“İçinde yaşadığımız politik ortamın kişisel hikâyelerimize çok etkisi var”

1994 yılında Boğaziçi Üniversitesi Fizik Bölümü’nden mezun olan Hikmet Hükümenoğlu, yaklaşık on yıl finans sektöründe çalıştıktan sonra ilk romanını 2005 yılında yayımladı. Son romanı Atmaca geçtiğimiz aylarda yayımlanan ve “öfkesine tutkuyla bağlanan” Ömer karakteri üzerinden 1995’ten 2019’a bireysel ve toplumsal kırılmaları bir arada sunan Hikmet Hükümenoğlu’na hem kendi hikâyesinin ayrıntılarını hem de Ömer’in öfkesinin ardında yatanları sorduk.

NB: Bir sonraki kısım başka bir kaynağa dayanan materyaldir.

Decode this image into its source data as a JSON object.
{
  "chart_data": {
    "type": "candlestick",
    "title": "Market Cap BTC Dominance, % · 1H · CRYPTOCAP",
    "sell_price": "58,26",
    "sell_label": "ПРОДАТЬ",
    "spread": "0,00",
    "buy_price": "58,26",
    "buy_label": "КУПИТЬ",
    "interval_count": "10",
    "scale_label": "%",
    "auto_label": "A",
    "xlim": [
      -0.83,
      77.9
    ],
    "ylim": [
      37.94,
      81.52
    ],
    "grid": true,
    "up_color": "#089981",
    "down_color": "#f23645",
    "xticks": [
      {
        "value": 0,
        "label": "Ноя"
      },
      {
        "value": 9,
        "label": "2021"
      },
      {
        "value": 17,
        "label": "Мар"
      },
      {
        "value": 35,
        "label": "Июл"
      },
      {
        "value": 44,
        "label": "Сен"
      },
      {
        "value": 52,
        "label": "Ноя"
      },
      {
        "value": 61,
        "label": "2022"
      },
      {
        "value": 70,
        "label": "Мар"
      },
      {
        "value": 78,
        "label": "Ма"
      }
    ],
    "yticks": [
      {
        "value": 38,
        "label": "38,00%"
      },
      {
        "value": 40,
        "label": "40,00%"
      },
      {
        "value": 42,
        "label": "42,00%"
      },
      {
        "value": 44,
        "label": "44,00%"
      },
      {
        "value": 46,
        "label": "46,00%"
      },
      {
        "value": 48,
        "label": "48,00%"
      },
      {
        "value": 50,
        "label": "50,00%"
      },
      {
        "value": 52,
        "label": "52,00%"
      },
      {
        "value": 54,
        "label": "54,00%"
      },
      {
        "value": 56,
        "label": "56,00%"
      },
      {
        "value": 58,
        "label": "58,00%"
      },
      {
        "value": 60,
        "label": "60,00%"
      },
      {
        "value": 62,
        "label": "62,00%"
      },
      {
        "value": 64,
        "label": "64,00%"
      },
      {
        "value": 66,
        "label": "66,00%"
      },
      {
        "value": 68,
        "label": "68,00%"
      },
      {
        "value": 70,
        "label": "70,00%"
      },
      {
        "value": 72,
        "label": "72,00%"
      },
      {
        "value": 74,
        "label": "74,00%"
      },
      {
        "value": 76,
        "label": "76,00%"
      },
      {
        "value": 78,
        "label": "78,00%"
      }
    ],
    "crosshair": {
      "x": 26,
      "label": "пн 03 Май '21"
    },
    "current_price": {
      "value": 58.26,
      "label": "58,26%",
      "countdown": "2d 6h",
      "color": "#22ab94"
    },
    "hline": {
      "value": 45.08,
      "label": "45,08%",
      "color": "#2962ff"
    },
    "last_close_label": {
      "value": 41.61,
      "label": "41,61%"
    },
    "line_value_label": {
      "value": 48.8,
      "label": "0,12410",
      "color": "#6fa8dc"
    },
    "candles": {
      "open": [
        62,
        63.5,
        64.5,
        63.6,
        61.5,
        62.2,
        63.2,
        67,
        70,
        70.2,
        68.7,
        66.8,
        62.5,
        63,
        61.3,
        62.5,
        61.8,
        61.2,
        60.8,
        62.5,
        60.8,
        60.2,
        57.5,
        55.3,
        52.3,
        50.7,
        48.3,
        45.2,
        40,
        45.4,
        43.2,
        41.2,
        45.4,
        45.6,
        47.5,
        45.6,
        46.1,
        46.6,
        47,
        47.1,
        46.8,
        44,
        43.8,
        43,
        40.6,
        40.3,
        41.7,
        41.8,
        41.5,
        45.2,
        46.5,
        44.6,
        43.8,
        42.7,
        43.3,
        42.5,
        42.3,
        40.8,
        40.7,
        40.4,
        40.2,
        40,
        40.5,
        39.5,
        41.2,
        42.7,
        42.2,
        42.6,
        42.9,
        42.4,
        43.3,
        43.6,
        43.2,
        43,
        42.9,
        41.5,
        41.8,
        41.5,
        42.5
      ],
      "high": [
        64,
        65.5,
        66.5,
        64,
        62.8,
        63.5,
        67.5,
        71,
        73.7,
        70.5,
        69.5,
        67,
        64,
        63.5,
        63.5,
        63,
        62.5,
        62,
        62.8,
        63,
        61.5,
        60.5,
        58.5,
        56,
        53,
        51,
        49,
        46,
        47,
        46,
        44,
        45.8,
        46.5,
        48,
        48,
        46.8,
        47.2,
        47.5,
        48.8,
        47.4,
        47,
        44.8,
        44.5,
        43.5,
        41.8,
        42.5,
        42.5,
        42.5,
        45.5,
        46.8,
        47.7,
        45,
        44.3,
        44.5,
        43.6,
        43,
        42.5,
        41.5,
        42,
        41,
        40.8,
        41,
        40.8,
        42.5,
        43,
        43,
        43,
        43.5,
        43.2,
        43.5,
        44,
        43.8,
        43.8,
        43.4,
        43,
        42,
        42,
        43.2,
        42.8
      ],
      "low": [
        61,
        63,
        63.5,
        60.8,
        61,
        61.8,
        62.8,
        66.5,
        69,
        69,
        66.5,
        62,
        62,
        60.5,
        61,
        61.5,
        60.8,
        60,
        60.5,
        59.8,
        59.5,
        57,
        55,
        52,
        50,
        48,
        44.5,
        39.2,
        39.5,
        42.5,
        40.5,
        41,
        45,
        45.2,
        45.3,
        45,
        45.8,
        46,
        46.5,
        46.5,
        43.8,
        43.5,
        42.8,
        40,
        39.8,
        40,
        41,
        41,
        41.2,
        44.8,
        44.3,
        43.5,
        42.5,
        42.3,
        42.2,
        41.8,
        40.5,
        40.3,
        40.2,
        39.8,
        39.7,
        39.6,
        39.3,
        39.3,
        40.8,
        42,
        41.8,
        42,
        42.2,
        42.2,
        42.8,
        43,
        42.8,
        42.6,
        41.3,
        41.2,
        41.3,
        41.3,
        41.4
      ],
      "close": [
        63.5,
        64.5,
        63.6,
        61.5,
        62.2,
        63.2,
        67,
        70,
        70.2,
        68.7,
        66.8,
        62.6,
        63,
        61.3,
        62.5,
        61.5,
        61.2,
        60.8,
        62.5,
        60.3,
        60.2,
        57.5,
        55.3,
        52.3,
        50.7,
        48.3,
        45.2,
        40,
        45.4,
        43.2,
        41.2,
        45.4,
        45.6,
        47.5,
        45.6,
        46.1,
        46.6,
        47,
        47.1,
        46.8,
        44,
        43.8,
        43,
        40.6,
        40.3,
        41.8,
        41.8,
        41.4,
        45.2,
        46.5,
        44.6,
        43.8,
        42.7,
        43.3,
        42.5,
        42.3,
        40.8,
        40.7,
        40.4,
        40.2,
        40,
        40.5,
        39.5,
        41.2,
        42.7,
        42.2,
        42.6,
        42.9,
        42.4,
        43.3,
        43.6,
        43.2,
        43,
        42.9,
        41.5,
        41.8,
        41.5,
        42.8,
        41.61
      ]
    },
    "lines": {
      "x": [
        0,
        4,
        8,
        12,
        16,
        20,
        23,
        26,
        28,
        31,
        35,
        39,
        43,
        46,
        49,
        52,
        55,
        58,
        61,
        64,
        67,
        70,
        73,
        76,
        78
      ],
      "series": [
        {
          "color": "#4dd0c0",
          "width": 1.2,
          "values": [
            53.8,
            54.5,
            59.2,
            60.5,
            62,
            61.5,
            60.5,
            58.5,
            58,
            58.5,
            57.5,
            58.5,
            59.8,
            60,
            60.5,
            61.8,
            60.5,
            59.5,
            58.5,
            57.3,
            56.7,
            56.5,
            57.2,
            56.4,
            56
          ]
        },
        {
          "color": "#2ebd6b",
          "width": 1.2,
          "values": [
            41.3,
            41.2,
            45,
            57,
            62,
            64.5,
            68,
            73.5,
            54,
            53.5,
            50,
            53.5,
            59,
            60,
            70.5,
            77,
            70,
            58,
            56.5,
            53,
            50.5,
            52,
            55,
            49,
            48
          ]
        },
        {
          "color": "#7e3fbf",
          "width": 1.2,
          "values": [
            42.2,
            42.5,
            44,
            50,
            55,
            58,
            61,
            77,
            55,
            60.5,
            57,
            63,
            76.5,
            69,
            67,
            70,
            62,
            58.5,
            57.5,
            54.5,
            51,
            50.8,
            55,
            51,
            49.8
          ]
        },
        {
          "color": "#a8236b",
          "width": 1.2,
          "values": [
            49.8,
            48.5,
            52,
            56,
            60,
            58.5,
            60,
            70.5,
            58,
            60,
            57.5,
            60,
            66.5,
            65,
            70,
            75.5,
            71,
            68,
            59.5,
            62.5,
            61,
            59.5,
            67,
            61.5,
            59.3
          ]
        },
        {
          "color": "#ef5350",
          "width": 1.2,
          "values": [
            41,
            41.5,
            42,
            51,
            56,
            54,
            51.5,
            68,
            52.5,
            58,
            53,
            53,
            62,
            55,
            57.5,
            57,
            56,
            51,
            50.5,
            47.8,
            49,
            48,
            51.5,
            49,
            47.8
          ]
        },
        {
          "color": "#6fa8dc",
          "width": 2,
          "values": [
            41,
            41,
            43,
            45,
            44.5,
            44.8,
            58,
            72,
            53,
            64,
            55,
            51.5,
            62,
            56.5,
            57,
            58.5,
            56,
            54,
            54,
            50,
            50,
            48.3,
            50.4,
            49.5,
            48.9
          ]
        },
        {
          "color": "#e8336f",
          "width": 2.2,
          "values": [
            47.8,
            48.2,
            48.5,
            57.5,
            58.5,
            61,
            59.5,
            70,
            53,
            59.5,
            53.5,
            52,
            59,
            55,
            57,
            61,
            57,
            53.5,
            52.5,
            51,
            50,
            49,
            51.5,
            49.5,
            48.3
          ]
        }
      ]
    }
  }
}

Fizikten finans sektörüne, ardından yazarlığa… Bu geçişler nasıl yaşandı? Yazmaya ilginiz ne zamandan beri vardı?

Aslında ortaokuldan beri edebiyatla ilgileniyorum. Okulda çıkarılan amatör edebiyat dergilerine şiirler, hikâyeler verdiğim olmuştu ama profesyonel anlamda yazarlığı ciddi olarak düşünmemiştim. Okumayı seven herkesin yazar olma hayali ne kadarsa benim de o kadardı. Lise sonda tiyatroya çok merak salmıştım, tiyatro kulübüyle beraber bir oyun yazıp yönetmiştim ve kendimi o kadar kaptırmıştım ki üniversiteye hazırlanmak ikinci planda kalmıştı. Fizik, annem ve babamın Boğaziçi olsun diye listenin en altına yazdığı bölümdü, çünkü ben çok ilgili değildim. Sistemin ironikliği de şu ki aslında 40 fizik sorusundan sadece birini doğru cevaplamıştım. Bölüme girdiğimde yatay geçişle mühendislik fakültesine geçme planım vardı ama ilk yıl bu sefer de okulun atmosferine kendimi kaptırdım ve çok düşük bir ortalama elde ettim. Sonra bölümde kalacaksam ciddiye almam gerektiğini düşündüm, zaten benim kafam biraz böyle çalışıyor, bir şeye kendimi verirsem bir noktadan sonra onu seviyorum, fiziği de çok sevdim. Hatta son seneye gelince akademisyen olmaya bile karar vermiştim, notlarım da yükselmişti ama ilk yıldaki tökezleme yüzünden olmadı. O sırada Koç Üniversitesi’nin MBA programı yeni başlamıştı ve yine ailemin teşvikiyle oraya gittim. Güzel bir programdı ve oraya adapte olduktan sonra da finans sektöründe çalışmaya başladım.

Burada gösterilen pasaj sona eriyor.